Apparently pointing out that someone is very rich is now a “character assault?” “In a statement, Romney spokesperson Andrea Saul said “The Obama campaign’s latest unfounded character assault on Mitt Romney is unseemly and disgusting.” [WashMonthly] ICYMI, Vanity Fair’s “Where The Money Lives” approaches being a primer on how the ultra-rich avail themselves of tax loopholes and other accounting treatments to avoid paying taxes. Governor Romney is quite precise about it — stating he pays just what the law requires and not at dollar more. And… about those arguments predicated on the assumption that Governor Romney can’t be blamed for any actions taken by Bain Capital since he left?
“Because of his retirement deal with Bain Capital, his finances are still deeply entangled with the private-equity firm that he founded and spun off from Bain and Co. in 1984. Though he left the firm in 1999, Romney has continued to receive large payments from it—in early June he revealed more than $2 million in new Bain income. The firm today has at least 138 funds organized in the Cayman Islands, and Romney himself has personal interests in at least 12, worth as much as $30 million, hidden behind controversial confidentiality disclaimers. Again, the Romney campaign insists he saves no tax by using them, but there is no way to check this.”

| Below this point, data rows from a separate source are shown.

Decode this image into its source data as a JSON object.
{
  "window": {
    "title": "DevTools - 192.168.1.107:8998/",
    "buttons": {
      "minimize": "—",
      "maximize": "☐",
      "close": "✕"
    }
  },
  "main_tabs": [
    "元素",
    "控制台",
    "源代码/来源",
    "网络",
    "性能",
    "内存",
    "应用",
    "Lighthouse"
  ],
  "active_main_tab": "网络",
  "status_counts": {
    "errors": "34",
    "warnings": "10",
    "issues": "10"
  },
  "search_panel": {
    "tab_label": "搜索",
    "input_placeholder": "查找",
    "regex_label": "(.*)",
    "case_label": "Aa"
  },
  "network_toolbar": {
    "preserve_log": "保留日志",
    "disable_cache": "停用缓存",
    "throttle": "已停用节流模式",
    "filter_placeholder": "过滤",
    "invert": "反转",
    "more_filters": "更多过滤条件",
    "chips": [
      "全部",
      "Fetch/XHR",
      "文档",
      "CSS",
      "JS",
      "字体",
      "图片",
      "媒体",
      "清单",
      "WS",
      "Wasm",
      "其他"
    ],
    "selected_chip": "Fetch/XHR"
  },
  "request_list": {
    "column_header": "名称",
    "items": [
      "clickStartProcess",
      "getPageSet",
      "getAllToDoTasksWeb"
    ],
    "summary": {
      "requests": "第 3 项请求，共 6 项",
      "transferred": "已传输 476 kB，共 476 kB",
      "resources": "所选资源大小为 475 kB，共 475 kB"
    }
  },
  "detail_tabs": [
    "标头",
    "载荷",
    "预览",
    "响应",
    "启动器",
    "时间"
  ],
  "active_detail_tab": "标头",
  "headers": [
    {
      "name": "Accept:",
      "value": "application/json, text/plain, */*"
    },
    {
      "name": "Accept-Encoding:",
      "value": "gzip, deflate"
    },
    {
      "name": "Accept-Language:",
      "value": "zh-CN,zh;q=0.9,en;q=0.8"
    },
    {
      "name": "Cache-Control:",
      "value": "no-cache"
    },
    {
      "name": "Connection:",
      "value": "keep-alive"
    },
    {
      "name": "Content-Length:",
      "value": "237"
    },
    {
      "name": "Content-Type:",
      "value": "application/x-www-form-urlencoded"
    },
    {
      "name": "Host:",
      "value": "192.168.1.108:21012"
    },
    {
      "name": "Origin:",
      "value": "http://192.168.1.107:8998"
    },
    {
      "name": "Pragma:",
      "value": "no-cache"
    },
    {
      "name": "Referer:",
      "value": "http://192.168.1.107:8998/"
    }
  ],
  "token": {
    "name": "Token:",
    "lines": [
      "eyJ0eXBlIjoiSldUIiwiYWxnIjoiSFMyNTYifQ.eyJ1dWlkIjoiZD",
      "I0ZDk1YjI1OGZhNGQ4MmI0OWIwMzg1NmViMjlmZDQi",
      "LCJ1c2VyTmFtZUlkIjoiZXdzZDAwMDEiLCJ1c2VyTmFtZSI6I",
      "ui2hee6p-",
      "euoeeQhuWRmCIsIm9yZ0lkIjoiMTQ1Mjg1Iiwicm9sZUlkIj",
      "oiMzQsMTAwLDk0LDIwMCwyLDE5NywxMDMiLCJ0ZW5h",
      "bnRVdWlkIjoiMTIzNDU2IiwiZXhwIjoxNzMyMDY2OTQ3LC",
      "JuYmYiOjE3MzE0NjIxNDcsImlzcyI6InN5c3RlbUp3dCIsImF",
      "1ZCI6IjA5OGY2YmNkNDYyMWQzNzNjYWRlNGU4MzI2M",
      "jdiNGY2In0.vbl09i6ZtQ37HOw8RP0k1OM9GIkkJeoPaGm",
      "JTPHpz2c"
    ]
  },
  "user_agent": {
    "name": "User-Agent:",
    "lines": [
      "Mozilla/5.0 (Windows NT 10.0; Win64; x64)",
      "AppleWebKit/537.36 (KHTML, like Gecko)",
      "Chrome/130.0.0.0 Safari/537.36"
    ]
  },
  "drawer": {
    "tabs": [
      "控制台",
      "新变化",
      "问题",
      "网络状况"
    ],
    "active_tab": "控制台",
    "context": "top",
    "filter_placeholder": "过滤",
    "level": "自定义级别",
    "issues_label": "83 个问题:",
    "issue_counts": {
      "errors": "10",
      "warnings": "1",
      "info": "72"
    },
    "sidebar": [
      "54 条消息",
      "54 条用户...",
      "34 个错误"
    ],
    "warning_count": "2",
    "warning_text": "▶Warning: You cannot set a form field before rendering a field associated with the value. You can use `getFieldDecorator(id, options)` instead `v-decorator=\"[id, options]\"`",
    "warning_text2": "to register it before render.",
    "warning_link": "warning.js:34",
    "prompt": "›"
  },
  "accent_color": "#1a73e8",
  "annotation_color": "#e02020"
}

Americablog observes that Governor Romney needs to answer some basic questions about his tax returns.
The Chart of the Day: What would a graph of the Real GDP look like using data from January 1, 2009 to Q3 2012? This:
Probably not something the Republicans are going to post on their campaign web pages?
More LIBOR. Robert Reich calls it “a mammoth violation of public trust.” [BusInsider] The Guardian (UK) reports a Barclays whistleblower alleges Bob Diamond would have to have known about the rate rigging. The BBC reports that the Serious Fraud Office has launched a criminal investigation. From the Telegraph, “Vince Cable: Banks are throttling UK recovery,” (Cable is the UK Business Secretary.) On Friday authorities said external audits were being conducted to see if Deutsche Bank was involved in the LIBOR rigging scandal, today it’s reported two bank employees have been suspended. [Reuters]
ZeroHedge has been following the story, and has several interesting analytical posts on the subject. Pragmatic Capitalism yawns and tells us that the LIBOR scandal doesn’t tell us anything we didn’t already know. The main bit of evidence is the fact that the LIBOR and Effective Federal Funds rates are closely aligned — which is good, BUT it’s the little spaces in which the Big money can be gleaned. And lost.